Video Friday: Giant Hexapod, Laser Snakes, and a Levitating Lamp

The best robot videos of the week

3 min read

Video Friday: Giant Hexapod, Laser Snakes, and a Levitating Lamp
Photo: EMICAB/Bielefeld University

After last week’s mammoth Video Friday that nearly killed both yours truly and our poor website, I’m pleased to report that this week, we’re going to be a bit less, er, prolific. So, you can breathe a sigh of relief and actually make plans for the rest of the day that involve something besides watching robot videos. Let’s get to it.

In April of 2011, we ended an article on CITEC Bielefeld’s HECTOR hexapod like this:

When completed, HECTOR will be one meter long and able to carry payloads of up to 30kg, including customized interchangeable sensor systems.

“When” is right now, and HECTOR’s up and walking around:

At the very end of the video, special thanks are given to “all the stick insects that walked on treadmills.” The robot is cool, but c’mon, the videos we really want to see are the stick insects walking on treadmills.

[ EMICAB ]

From the Harvard Biodesign Lab, a soft robot that uses different wraps of fibers to control the direction in which it pneumatically expands, allowing different segments to either serve as anchors or actuators:

[ Harvard Biodesign Lab ]

Snake + Laser = SNASER!

This is your Curiosity Rover Report:

[ MSL ]

With the AACUS system from ONR, you can fly a military cargo helicopter with a tablet.
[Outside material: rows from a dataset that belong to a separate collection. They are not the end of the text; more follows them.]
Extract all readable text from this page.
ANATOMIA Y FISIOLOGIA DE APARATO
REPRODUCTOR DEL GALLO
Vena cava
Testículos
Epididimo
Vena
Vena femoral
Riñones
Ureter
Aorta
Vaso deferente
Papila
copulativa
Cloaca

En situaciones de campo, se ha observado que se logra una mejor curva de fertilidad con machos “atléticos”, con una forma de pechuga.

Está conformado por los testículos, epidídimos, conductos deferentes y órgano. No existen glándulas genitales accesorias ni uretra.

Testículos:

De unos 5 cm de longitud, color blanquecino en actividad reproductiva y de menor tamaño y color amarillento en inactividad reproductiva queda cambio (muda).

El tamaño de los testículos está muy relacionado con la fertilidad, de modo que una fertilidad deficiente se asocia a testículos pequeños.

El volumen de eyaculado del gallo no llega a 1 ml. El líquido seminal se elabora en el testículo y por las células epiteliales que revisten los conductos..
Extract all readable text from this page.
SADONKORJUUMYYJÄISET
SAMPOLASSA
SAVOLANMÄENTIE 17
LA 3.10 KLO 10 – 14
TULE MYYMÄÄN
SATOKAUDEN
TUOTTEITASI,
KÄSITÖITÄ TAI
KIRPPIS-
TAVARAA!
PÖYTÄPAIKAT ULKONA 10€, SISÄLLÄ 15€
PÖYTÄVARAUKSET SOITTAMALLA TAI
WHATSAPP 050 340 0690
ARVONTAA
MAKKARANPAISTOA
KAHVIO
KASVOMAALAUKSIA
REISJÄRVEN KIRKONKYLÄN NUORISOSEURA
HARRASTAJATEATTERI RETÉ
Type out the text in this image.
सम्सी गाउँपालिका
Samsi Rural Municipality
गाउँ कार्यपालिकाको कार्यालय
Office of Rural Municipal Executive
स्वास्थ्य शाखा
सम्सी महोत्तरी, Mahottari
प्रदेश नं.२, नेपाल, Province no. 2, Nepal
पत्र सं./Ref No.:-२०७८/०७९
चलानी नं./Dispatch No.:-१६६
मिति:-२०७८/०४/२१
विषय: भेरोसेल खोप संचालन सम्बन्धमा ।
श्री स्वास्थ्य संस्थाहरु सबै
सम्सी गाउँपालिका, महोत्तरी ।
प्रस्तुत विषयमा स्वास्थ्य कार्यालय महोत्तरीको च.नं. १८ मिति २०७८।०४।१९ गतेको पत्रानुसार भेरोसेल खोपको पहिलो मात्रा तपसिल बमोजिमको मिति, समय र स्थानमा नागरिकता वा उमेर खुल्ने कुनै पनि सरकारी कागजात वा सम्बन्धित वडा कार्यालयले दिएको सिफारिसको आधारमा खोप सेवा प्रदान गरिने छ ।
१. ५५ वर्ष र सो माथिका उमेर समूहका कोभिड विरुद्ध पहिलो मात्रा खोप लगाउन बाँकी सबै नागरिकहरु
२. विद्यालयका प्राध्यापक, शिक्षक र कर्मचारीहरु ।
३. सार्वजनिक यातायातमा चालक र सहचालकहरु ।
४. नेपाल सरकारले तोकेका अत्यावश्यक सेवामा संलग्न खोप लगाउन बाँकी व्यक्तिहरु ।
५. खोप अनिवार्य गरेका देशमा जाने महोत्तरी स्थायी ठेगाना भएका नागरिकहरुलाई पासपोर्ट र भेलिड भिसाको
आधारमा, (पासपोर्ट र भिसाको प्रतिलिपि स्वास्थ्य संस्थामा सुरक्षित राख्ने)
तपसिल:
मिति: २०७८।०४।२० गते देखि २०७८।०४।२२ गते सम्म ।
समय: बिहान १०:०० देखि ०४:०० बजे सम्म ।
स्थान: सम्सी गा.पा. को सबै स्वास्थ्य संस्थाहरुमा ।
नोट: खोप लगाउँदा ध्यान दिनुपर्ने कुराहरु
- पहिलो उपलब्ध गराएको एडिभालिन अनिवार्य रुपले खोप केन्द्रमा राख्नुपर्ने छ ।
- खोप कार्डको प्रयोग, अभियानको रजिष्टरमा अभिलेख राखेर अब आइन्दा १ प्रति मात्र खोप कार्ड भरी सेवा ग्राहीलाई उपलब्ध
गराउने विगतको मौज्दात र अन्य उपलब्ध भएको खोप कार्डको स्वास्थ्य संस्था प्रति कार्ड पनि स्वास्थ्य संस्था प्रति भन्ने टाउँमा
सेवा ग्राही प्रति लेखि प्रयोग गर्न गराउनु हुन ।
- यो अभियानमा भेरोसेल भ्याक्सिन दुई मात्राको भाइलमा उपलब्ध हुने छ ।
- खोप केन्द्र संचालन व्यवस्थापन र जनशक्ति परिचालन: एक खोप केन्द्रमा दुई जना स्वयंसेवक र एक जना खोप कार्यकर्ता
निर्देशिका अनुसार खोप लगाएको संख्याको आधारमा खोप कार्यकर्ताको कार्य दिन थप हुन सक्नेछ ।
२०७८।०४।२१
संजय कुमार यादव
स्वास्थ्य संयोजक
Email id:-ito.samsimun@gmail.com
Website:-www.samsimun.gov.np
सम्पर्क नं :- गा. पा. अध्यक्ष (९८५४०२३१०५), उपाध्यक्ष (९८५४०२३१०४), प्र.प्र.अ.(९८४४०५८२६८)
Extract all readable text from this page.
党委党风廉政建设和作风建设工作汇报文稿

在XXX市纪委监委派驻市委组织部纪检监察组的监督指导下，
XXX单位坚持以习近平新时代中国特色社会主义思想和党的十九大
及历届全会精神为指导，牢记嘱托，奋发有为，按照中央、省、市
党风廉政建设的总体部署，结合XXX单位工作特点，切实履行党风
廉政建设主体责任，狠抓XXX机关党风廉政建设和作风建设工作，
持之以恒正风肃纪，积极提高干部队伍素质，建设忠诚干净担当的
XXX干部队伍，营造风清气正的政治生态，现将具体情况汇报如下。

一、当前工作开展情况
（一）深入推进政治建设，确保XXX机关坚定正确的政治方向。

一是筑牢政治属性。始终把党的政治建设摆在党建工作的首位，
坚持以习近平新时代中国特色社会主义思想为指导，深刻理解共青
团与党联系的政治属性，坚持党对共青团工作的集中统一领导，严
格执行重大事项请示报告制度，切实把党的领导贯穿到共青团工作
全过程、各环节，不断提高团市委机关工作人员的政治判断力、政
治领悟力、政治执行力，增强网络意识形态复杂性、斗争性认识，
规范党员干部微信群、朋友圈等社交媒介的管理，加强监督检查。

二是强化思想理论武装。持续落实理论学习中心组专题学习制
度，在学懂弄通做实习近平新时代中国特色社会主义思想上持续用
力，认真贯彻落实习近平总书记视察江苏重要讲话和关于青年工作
The Office of Naval Research (ONR) demonstrates the Autonomous Aerial Cargo/Utility System (AACUS), which gives helicopters the capability for unmanned flight. AACUS consists of software and sensors that can be applied to a variety of rotary wing aircraft, and will provide the U.S. Marine Corps with the ability to rapidly support forces on the front lines, as an alternative to convoys, manned aircraft or air drops in all weather and possibly hostile conditions, with minimal training required by the requestor.

[ ONR ]

As much as we like to write about cutting-edge abstract robotics research, it’s nice to get an occasional reminder of why it all matters:

[ Aldebaran ]

This Adept Quattro is incredibly satisfying to watch:

[ Adept ]

This is even more satisfying to watch:

Also, I’m hungry now.

[ Newtech ] via [ Gizmodo ]

As it turns out, Baxter isn’t that great at being Amish:

I’d love to see the robot try to milk a cow, though.

[ Rethink ]

We may as well finish up with something that’s very cool, and also very not real. The Walkalight is a concept for an autonomous flying lamp that obeys gesture commands. If it seems like it’s one of the more sane drone concepts that we’ve seen recently, that’s because it’s from 2012, before drones suddenly became the answer to every problem, including the problems that nobody actually has. But I digress.

Walkalight: is an air-filled, balloon-shaped, smart, levitating, agile lamp. It follows the movements of the user and can be controlled both by verbal and gestural command (kinect). Lamp is designed for use in lighting design tests in interior architecture or as a light source at film shootings etc. Lamp can be charged and refilled with a particular magnetic charging and air filling system. Its flying mechanism is based on drone (quadcopter) technology. It was initially planed as a futuristic idea, a system of a energy-saving alternative to conventional street lighting. Designer: Jaka Plešec.